According to the sanctuary, there are an estimated thirty thousand captive big carnivores living in the U.S. outside of the zoo system. Montana and Backara had been donated several months earlier, by a facility in Ohio. Big cats tend to gnaw on the bars of their cages, which can break their teeth. The owners who keep the animals as pets often try to mitigate the threat they pose by declawing them or damaging their teeth—procedures that cause great pain and can lead to further complications.
Montana, for his part, had also needed work on his paws, to repair a botched declawing. (A nail had continued to grow after the original procedure, puncturing his paw pads.) When that procedure was done, a crew carried him back to a cage and placed his head on a folded towel. When he woke up, he lay calmly on the cage floor, appearing rather dignified considering what he’d just endured. The team also worked on a serval named Diva, whose teeth had been filed down by a previous owner; she needed only three root canals, having already lost one of her canines.
For many practitioners, wild-animal dentistry is more of a hobby than a career. The missions sponsored by Emily’s foundation serve the dual purpose of treating the animals and training the next generation of carnivore oral surgeons.

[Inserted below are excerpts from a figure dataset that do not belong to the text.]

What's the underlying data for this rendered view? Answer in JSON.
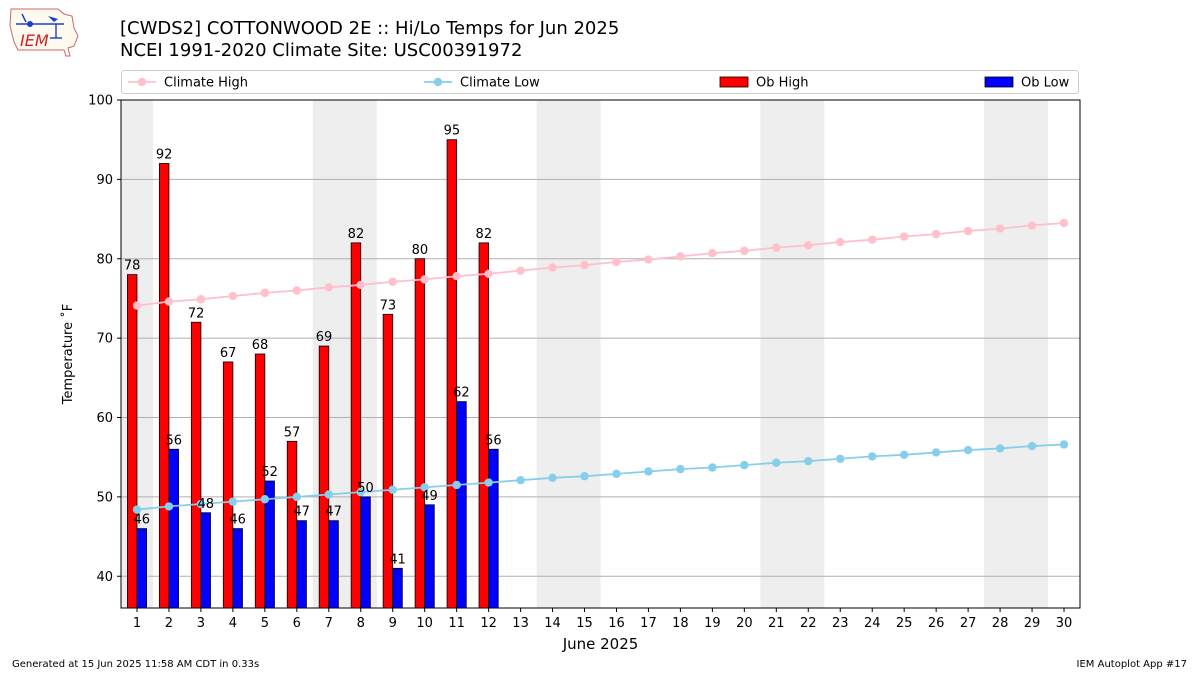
{
  "header": {
    "title_line1": "[CWDS2] COTTONWOOD 2E :: Hi/Lo Temps for Jun 2025",
    "title_line2": "NCEI 1991-2020 Climate Site: USC00391972",
    "logo_text": "IEM"
  },
  "footer": {
    "generated": "Generated at 15 Jun 2025 11:58 AM CDT in 0.33s",
    "app": "IEM Autoplot App #17"
  },
  "colors": {
    "climate_high": "#ffc0cb",
    "climate_low": "#87ceeb",
    "ob_high": "#ff0000",
    "ob_low": "#0000ff",
    "weekend_shade": "#eeeeee",
    "grid": "#b0b0b0"
  },
  "chart_data": {
    "type": "bar",
    "xlabel": "June 2025",
    "ylabel": "Temperature ˚F",
    "ylim": [
      36,
      100
    ],
    "yticks": [
      40,
      50,
      60,
      70,
      80,
      90,
      100
    ],
    "grid": "horizontal",
    "legend_placement": "top",
    "days": [
      1,
      2,
      3,
      4,
      5,
      6,
      7,
      8,
      9,
      10,
      11,
      12,
      13,
      14,
      15,
      16,
      17,
      18,
      19,
      20,
      21,
      22,
      23,
      24,
      25,
      26,
      27,
      28,
      29,
      30
    ],
    "weekend_day_pairs": [
      [
        1,
        1
      ],
      [
        7,
        8
      ],
      [
        14,
        15
      ],
      [
        21,
        22
      ],
      [
        28,
        29
      ]
    ],
    "series": [
      {
        "name": "Climate High",
        "kind": "line",
        "values": [
          74.1,
          74.6,
          74.9,
          75.3,
          75.7,
          76.0,
          76.4,
          76.7,
          77.1,
          77.4,
          77.8,
          78.1,
          78.5,
          78.9,
          79.2,
          79.6,
          79.9,
          80.3,
          80.7,
          81.0,
          81.4,
          81.7,
          82.1,
          82.4,
          82.8,
          83.1,
          83.5,
          83.8,
          84.2,
          84.5
        ]
      },
      {
        "name": "Climate Low",
        "kind": "line",
        "values": [
          48.4,
          48.8,
          49.1,
          49.4,
          49.7,
          50.0,
          50.3,
          50.6,
          50.9,
          51.2,
          51.5,
          51.8,
          52.1,
          52.4,
          52.6,
          52.9,
          53.2,
          53.5,
          53.7,
          54.0,
          54.3,
          54.5,
          54.8,
          55.1,
          55.3,
          55.6,
          55.9,
          56.1,
          56.4,
          56.6
        ]
      },
      {
        "name": "Ob High",
        "kind": "bar",
        "values": [
          78,
          92,
          72,
          67,
          68,
          57,
          69,
          82,
          73,
          80,
          95,
          82
        ]
      },
      {
        "name": "Ob Low",
        "kind": "bar",
        "values": [
          46,
          56,
          48,
          46,
          52,
          47,
          47,
          50,
          41,
          49,
          62,
          56
        ]
      }
    ]
  }
}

Several dozen dentists, who practice on pets, horses, and people in their working lives, have participated in foundation missions as teachers or students, volunteering their time and paying their own way. Harvey, of the American Veterinary Dental College, said that he hopes his group will create a way to recognize competence in exotic-animal dentistry. This could help to insure that there are alternatives to under-qualified human dentists, who sometimes harm animals when they’re brought in to perform procedures.
Emily recalled that, last year, Harvey had told him that he wanted the credential created in the next five years. “I said, ‘Why is that?’ He said, ‘We want to do that before you die, because we want to get all of that knowledge out of your head,” Emily said. While he liked the idea, he wondered whether five years would be enough. “I’ve been doing this for forty-something years,” he said. “How are you going to write down everything?”